Indonesia hosted the first-ever World Oceans Conference in Manado, North Sulawesi, May 11-15, 2009. The World Oceans Conference was also the venue for the Coral Triangle Initiative Summit, at which leaders from the six CTI nations launched the CTI Regional Plan of Action. From June to August 2010, the National Oceanic and Atmospheric Administration (NOAA) research vessel Okeanos Explorer and the Indonesian research vessel Baruna Jaya made a pioneering joint mission to the "Coral Triangle" in the Indo-Pacific region. The "Coral Triangle" region is the global heart of shallow-water marine biodiversity.

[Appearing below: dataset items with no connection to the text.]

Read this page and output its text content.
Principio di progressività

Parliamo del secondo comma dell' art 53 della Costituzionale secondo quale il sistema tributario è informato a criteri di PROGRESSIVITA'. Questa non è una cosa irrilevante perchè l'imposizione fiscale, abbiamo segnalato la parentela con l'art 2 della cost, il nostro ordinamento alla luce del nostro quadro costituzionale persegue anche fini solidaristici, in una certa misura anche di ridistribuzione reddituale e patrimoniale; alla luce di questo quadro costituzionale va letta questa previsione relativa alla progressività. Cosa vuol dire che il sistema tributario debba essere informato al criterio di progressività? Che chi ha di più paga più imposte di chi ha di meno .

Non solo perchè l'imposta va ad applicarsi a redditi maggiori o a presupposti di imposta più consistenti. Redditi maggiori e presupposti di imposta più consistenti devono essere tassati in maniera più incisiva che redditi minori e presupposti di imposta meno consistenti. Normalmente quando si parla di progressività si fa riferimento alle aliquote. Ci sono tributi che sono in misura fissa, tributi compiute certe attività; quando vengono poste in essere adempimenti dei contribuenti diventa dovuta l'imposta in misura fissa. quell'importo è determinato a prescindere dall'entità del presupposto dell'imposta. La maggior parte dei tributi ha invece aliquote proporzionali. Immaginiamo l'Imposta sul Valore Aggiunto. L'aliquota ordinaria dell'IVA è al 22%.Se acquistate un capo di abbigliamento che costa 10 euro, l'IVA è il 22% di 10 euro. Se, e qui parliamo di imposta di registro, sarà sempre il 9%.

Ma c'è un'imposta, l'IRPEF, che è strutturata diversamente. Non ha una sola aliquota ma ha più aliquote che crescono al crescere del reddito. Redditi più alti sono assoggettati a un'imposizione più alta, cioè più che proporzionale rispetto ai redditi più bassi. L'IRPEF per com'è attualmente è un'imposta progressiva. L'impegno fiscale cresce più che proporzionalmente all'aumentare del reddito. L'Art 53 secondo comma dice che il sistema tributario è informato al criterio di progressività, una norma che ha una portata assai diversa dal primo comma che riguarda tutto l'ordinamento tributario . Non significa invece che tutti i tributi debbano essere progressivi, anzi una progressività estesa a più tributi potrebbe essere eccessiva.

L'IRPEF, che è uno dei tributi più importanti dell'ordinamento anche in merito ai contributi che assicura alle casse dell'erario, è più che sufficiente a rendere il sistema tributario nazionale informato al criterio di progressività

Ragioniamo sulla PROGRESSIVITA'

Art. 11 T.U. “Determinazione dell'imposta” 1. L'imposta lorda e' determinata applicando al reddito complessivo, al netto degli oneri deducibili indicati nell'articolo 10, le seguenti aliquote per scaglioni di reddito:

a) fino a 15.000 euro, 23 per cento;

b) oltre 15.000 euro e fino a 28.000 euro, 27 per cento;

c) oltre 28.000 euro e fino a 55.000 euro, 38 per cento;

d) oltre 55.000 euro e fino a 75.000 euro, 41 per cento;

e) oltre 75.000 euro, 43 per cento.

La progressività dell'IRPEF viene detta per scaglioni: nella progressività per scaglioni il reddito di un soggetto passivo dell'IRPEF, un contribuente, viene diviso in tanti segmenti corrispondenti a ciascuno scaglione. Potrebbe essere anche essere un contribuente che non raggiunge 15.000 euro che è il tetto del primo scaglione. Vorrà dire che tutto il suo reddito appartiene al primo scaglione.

GDP (2007): $433 billion; (2008): $511 billion; (2009): $542 billion.
Annual growth rate (2007): 6.3%; (2008): 6.1%; (2009): 4.5%; (2010 est.): 6.0%.
Inflation, end-period (2007): 6.6%; (2008): 11.1%; (2009): 2.8%; (2010 est.): 6.0%.
Per capita income (2009 est., PPP): $4,149.
Natural resources (10.5% of GDP, 2009): Oil and gas, bauxite, silver, tin, copper, gold, coal.
Agriculture (15.3% of GDP, 2009): Products--timber, rubber, rice, palm oil, coffee. Land--17% cultivated.
Manufacturing (26.4% of GDP, 2009): Garments, footwear, electronic goods, furniture, paper products.
Trade:
 Exports (2009)--$116.5 billion including oil, natural gas, crude palm oil, coal, appliances, textiles, and rubber. Major export partners--Japan, U.S., China, Singapore, Malaysia, and Republic of Korea. Imports (2009)--$96.86 billion including oil and fuel, food, chemicals, capital goods, consumer goods, iron and steel. Major import partners--Singapore, China, Japan, U.S., Malaysia, Thailand, South Korea.